2. Widening primitive conversion is applied to convert either or both operands as specified by the following rules:

   • If either operand is of type double, the other is converted to double.

   • Otherwise, if either operand is of type float, the other is converted to float.

   • Otherwise, if either operand is of type long, the other is converted to long.

   • Otherwise, both operands are converted to type int.

class Test {
    public static void main(String[] args) {
        int i = 0;
        float f = 1.0f;
        double d = 2.0;
        // First int*float is promoted to float*float, then
        // float==double is promoted to double==double:
        if (i * f == d) System.out.println("oops");

        // A char&byte is promoted to int&int:
        byte b = 0x1f;
        char c = 'G';
        int control = c & b;
        System.out.println(Integer.toHexString(control));

        // Here int:float is promoted to float:float:
        f = (b == 0) ? i : 4.0f;
        System.out.println(1.0 / f);
    }
}

For your particular use case removing the parenthesis should be enough.
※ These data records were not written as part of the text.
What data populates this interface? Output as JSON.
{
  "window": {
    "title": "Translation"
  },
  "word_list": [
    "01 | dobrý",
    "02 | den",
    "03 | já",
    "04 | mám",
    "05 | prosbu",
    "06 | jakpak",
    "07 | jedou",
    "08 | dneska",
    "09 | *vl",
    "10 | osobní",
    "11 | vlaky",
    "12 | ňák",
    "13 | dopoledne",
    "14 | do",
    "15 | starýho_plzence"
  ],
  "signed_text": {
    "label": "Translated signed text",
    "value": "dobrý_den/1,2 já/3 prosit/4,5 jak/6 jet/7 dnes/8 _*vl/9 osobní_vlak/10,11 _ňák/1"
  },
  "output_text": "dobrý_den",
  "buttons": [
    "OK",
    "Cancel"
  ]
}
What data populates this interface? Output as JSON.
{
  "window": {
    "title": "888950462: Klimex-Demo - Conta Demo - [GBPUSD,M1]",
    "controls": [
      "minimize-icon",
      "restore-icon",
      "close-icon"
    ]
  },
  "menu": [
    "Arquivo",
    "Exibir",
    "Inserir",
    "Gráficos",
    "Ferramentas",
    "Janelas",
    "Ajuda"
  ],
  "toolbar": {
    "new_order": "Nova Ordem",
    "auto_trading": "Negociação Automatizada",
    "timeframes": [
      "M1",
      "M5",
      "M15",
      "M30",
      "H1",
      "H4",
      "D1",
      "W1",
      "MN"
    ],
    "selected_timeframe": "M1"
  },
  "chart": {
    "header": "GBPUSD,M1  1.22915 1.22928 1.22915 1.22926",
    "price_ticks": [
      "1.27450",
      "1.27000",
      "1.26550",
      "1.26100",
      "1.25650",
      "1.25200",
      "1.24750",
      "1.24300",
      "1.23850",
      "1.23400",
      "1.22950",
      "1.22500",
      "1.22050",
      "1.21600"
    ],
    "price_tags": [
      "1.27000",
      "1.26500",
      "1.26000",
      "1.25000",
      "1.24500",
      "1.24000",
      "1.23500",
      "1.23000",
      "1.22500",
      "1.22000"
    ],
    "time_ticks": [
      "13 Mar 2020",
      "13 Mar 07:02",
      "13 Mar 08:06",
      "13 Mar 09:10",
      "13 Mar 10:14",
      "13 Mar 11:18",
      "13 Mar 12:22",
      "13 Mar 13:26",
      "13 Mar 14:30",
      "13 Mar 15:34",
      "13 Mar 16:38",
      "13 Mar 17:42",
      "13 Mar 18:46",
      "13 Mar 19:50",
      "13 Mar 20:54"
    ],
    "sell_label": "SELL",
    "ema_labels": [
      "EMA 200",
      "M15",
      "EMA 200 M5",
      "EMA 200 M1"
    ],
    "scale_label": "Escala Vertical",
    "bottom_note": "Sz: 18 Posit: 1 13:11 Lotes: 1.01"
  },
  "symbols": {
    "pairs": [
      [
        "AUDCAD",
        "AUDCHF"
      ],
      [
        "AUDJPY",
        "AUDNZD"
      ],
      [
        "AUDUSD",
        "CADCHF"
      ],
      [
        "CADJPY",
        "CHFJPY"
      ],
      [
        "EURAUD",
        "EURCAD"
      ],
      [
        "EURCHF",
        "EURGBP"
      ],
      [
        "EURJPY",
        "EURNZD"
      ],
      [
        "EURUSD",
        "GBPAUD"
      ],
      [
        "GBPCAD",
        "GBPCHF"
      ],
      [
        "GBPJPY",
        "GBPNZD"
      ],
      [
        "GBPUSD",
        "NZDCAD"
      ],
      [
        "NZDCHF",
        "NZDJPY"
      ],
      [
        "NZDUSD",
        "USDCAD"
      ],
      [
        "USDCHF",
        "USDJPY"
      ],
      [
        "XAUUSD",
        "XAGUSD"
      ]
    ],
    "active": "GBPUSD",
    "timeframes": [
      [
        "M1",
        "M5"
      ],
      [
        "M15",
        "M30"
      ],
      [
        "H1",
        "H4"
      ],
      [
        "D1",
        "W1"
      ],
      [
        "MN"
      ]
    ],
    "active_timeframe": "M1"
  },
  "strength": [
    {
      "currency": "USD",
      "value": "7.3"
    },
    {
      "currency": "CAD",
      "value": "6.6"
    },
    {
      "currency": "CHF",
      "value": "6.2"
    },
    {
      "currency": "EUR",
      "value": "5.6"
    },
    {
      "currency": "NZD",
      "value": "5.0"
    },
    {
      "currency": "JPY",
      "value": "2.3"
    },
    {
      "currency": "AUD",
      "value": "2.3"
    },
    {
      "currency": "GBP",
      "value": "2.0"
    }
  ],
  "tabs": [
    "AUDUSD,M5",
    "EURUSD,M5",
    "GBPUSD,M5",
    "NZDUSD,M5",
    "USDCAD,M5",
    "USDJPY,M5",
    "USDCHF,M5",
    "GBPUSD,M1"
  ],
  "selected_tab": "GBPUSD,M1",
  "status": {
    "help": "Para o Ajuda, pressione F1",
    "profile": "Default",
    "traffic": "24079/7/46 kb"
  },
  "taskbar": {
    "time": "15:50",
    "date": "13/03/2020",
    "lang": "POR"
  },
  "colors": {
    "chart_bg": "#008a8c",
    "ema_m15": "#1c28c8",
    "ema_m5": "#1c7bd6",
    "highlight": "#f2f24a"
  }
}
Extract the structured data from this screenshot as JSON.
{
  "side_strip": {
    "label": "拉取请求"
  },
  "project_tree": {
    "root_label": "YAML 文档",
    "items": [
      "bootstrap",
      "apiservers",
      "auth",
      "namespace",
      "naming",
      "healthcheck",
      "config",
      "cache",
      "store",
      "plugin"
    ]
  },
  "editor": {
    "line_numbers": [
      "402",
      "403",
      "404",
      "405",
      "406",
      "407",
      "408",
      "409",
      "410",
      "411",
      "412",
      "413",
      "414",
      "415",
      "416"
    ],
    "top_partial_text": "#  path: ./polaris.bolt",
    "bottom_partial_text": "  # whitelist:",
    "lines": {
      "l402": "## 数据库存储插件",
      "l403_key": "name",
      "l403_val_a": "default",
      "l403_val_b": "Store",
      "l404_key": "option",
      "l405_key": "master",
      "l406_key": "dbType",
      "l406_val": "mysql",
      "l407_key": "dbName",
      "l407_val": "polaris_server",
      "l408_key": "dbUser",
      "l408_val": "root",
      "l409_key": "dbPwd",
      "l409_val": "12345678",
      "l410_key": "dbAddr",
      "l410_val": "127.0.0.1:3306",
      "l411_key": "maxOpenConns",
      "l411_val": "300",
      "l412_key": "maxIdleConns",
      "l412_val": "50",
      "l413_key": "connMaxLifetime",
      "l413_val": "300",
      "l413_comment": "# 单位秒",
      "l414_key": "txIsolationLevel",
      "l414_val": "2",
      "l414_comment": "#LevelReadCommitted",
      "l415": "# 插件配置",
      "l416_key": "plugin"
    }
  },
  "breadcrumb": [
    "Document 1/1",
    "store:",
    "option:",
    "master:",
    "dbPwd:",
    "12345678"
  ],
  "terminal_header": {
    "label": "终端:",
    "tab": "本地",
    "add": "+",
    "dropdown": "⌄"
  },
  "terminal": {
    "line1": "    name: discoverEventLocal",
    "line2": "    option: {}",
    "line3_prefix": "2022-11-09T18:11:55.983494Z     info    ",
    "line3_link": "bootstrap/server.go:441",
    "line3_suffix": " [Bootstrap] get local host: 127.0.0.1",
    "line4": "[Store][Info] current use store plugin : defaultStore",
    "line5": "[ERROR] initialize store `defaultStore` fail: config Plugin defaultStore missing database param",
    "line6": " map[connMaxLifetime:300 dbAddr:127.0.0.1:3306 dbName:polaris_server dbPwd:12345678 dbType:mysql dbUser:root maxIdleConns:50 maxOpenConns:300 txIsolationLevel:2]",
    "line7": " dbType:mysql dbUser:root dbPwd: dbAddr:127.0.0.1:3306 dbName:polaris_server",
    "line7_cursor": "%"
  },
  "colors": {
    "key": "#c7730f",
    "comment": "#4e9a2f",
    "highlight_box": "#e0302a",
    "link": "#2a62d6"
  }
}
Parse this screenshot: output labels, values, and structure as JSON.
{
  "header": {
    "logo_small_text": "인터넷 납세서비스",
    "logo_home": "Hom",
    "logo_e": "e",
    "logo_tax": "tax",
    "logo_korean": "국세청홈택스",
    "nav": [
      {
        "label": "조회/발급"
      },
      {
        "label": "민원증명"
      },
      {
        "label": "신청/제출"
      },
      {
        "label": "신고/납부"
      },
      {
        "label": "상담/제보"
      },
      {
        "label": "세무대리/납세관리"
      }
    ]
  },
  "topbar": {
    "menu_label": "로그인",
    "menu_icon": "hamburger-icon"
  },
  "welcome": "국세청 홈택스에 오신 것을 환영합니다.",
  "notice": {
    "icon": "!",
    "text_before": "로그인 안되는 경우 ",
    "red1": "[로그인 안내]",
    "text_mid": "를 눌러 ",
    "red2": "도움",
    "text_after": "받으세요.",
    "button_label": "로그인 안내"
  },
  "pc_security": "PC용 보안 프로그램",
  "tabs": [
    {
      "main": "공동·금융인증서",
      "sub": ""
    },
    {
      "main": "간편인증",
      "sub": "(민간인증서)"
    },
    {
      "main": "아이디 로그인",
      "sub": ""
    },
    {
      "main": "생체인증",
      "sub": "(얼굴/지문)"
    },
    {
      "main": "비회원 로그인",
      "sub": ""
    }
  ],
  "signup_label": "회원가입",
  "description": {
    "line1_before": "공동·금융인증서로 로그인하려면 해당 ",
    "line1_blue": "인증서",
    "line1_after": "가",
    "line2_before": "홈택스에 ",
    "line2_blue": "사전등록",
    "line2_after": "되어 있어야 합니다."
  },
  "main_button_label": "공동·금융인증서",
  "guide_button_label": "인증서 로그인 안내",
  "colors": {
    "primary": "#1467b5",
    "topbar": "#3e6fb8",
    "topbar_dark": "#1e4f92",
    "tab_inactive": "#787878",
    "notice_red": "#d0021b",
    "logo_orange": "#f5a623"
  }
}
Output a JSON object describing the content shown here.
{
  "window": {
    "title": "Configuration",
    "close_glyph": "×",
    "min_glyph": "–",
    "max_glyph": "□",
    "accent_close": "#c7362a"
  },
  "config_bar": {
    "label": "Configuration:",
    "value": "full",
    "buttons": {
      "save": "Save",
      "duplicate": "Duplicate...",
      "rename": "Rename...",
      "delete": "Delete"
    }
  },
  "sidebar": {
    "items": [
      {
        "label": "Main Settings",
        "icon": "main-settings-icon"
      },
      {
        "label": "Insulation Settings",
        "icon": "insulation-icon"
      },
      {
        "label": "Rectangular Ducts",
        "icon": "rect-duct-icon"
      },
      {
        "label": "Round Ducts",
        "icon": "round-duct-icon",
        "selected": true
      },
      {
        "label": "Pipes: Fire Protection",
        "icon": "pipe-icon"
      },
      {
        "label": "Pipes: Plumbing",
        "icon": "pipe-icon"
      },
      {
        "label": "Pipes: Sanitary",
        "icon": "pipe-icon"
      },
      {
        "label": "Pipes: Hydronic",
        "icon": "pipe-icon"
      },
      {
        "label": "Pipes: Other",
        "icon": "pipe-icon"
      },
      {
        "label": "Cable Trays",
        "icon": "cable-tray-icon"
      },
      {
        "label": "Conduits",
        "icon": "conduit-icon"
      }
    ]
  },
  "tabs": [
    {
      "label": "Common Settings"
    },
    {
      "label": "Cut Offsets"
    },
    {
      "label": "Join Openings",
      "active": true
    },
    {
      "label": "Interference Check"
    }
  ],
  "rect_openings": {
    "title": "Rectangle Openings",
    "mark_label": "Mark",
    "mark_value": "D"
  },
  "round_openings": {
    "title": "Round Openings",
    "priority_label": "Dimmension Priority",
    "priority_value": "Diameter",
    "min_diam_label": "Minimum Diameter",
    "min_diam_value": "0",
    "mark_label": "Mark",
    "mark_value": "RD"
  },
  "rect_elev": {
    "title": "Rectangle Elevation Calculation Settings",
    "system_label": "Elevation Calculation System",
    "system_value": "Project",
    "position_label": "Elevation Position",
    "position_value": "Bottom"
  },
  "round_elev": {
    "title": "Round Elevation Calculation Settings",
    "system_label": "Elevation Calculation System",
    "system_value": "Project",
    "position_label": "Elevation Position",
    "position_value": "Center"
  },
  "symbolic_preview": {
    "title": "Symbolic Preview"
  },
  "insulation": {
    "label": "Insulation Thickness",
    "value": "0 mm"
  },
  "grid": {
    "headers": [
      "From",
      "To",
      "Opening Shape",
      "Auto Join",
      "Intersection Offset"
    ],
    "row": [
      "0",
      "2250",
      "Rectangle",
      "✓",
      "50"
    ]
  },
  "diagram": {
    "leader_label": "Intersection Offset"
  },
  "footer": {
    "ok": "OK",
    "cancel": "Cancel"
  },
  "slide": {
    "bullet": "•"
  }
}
By using them you force char addition to happen first.

Answer 3

Just remove the parenthesis like this:

t = t + abcd.charAt(i) + abcd.charAt(i);

Otherwise the char values are numerically added according to their ASCII value when retrieved using charAt(i) .

Answer 4

you can change that line to

t += abcd.charAt(i) + (abcd.charAt(i) + "");

so that you can get its string value.

Answer 5

public class Test {

public static void main(String[] args) {
    String s = "abcd";
    String t ="";

    for (int i = 0; i < s.length(); i++){
        t = t + s.charAt(i) + s.charAt(i);
    }
    for (int j = 0; j < s.length(); j++){
        System.out.printf("%s\n",t);
    }
}

}

Answer 6

Ok, straight to the code:

String txt = "abcd";
StringBuilder sb = new StringBuilder();

char c;
for (int i = 0; i < txt.length(); i++){
    c = txt.charAt(i);
    sb.append(c).append(c);
}
System.out.printf("%s\n", sb.toString());

• StringBuilder - when you are going to concatenate strings or characters, especially when concatenating long strings, use StringBuilder. It does not create a copy of the string every time, when you append.
• Character addition - Bax's answer already pointed this out. Primitive data types in Java :

char: The char data type is a single 16-bit Unicode character. It has a minimum value of '\' (or 0) and a maximum value of '\￿' (or 65,535 inclusive).

Which explains what you received as result of the addition.

Answer 7

String charDouble(String str){

   StringBuilder sb = new StringBuilder();
   for(int i=0; i< str.length(); i++){
     sb.append(str.chatAt(i));
     sb.append(str.charAt(i));
   }
   return sb.toString();

   //Alternatively you could just print it here.
   //System.out.println(sb.toString());

}